There’s no doubt that Labour has it harder than any other party when it comes to determining an effective and cogent line on Brexit. Whereas a majority of Tory voters opted to leave, most Labour voters opted to remain – yet simultaneously, seven in ten Labour constituencies voted to leave.

Opposing Brexit would open the way for UKIP and Tory gains. However, supporting Brexit leaves Labour vulnerable to challenges from the left; frustratingly, a recent YouGov poll has suggested that a pro-Brexit Labour stance was the least popular compared to a pro-soft Brexit or a pro-second referendum position. Thus, opposing Brexit might allow Labour to pile up votes in urban areas, whilst being decimated elsewhere. This is not a strategy worth considering, and the fact that Corbyn himself is patently unwilling to go against the result is the final nail in its coffin. If a second referendum is off the cards, then what do we call for? Soft Brexit seems to be the only obvious option, but this would entail supporting continued freedom of movement, thereby creating the UKIP campaign strategy for them. This would please few people.

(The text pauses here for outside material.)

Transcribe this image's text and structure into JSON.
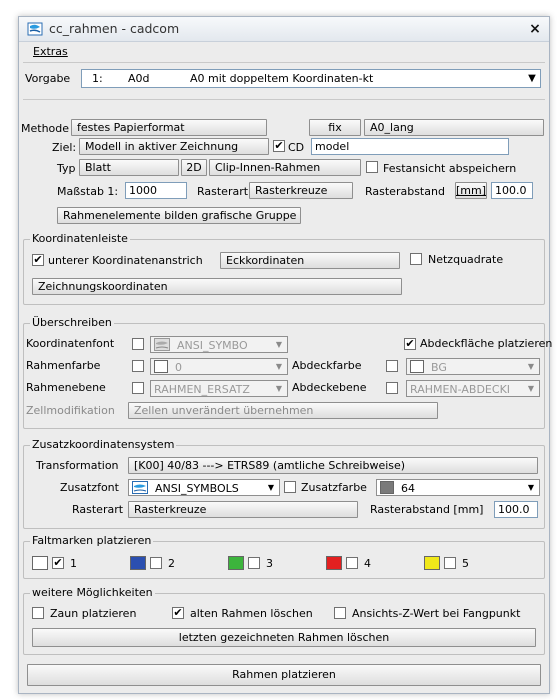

This leaves us either with the task of supporting hard Brexit and therefore having nothing to say about the issue, or finding a new position beyond the banal labels of ‘soft’ and ‘hard.’ The whole situation reeks badly of Labour’s Scotland problem – a country whose politics are defined and divided by another referendum. In a chillingly similar fashion to the setup here, all sides of the debate are monopolised by other parties: those who want independence vote SNP, and those who want to stay are increasingly moving towards the strongly and unambiguously pro-Union Tories, who beat Labour into third place in the Scottish locals earlier in May. The Scottish Labour leader Kezia Dugdale has sought to win over both by remarking that she might consider voting independence in the future, and asserting, post-Brexit, that there should be a second independence referendum if the Scottish people want it. Little wonder Scottish Labour is dying.

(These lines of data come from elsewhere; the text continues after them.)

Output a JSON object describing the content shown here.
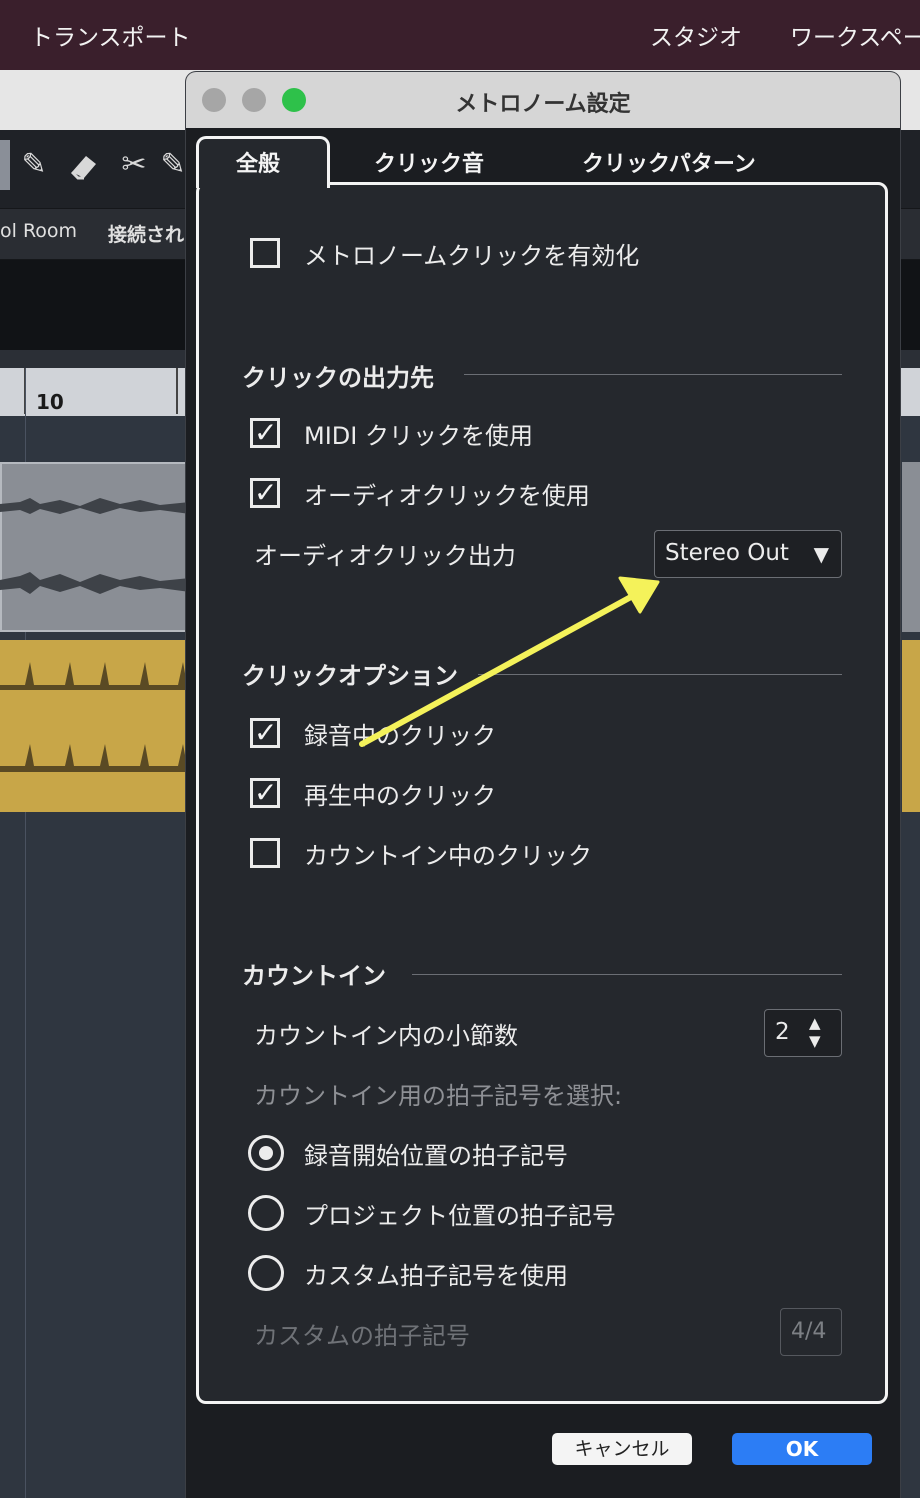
{
  "menubar": {
    "left_item": "トランスポート",
    "right_items": [
      "スタジオ",
      "ワークスペー"
    ]
  },
  "background": {
    "route_left": "ol Room",
    "route_status": "接続され",
    "ruler_number": "10",
    "tool_icons": [
      "pencil-icon",
      "eraser-icon",
      "scissors-icon"
    ]
  },
  "dialog": {
    "title": "メトロノーム設定",
    "tabs": [
      {
        "label": "全般",
        "active": true
      },
      {
        "label": "クリック音",
        "active": false
      },
      {
        "label": "クリックパターン",
        "active": false
      }
    ],
    "enable_click": {
      "label": "メトロノームクリックを有効化",
      "checked": false
    },
    "output_section": {
      "title": "クリックの出力先",
      "use_midi": {
        "label": "MIDI クリックを使用",
        "checked": true
      },
      "use_audio": {
        "label": "オーディオクリックを使用",
        "checked": true
      },
      "audio_output_label": "オーディオクリック出力",
      "audio_output_value": "Stereo Out"
    },
    "options_section": {
      "title": "クリックオプション",
      "items": [
        {
          "label": "録音中のクリック",
          "checked": true
        },
        {
          "label": "再生中のクリック",
          "checked": true
        },
        {
          "label": "カウントイン中のクリック",
          "checked": false
        }
      ]
    },
    "countin_section": {
      "title": "カウントイン",
      "bars_label": "カウントイン内の小節数",
      "bars_value": "2",
      "signature_prompt": "カウントイン用の拍子記号を選択:",
      "radios": [
        {
          "label": "録音開始位置の拍子記号",
          "selected": true
        },
        {
          "label": "プロジェクト位置の拍子記号",
          "selected": false
        },
        {
          "label": "カスタム拍子記号を使用",
          "selected": false
        }
      ],
      "custom_signature_label": "カスタムの拍子記号",
      "custom_signature_value": "4/4"
    },
    "buttons": {
      "cancel": "キャンセル",
      "ok": "OK"
    }
  },
  "colors": {
    "accent_ok": "#2c7df5",
    "traffic_green": "#2ec14a",
    "annotation_arrow": "#f4f25a",
    "midi_track": "#c8a648",
    "menubar": "#3a1f2c"
  }
}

If Labour is to talk about Brexit – and it must – it cannot oppose leaving, but it has to find a way to differentiate itself from the government. Perhaps we could insist on remaining in the single market but ending freedom of movement; this might be impossible for the government to negotiate, but making impossible but popular demands is part of the luxury of opposition. Yet, like the other options, this is a compromise which cannot totally please either side. Labour’s problem here harks back to the old Hampstead-Hull divide: the party straddles a broad church of liberal, pro-immigration voters in urban areas and more UKIP-inclined, anti-immigration voters in its old heartlands. If we choose one side, we’re likely to lose votes from the other. It seems that, as usual, there is no easy solution for Labour’s difficulties. Inevitably, we will remain unclear on the Brexit issue, and thus, our enemies – Lib Dems who prey on Remainers, UKIP and Tories preying on anti-immigration Leavers – will prosper at our expense.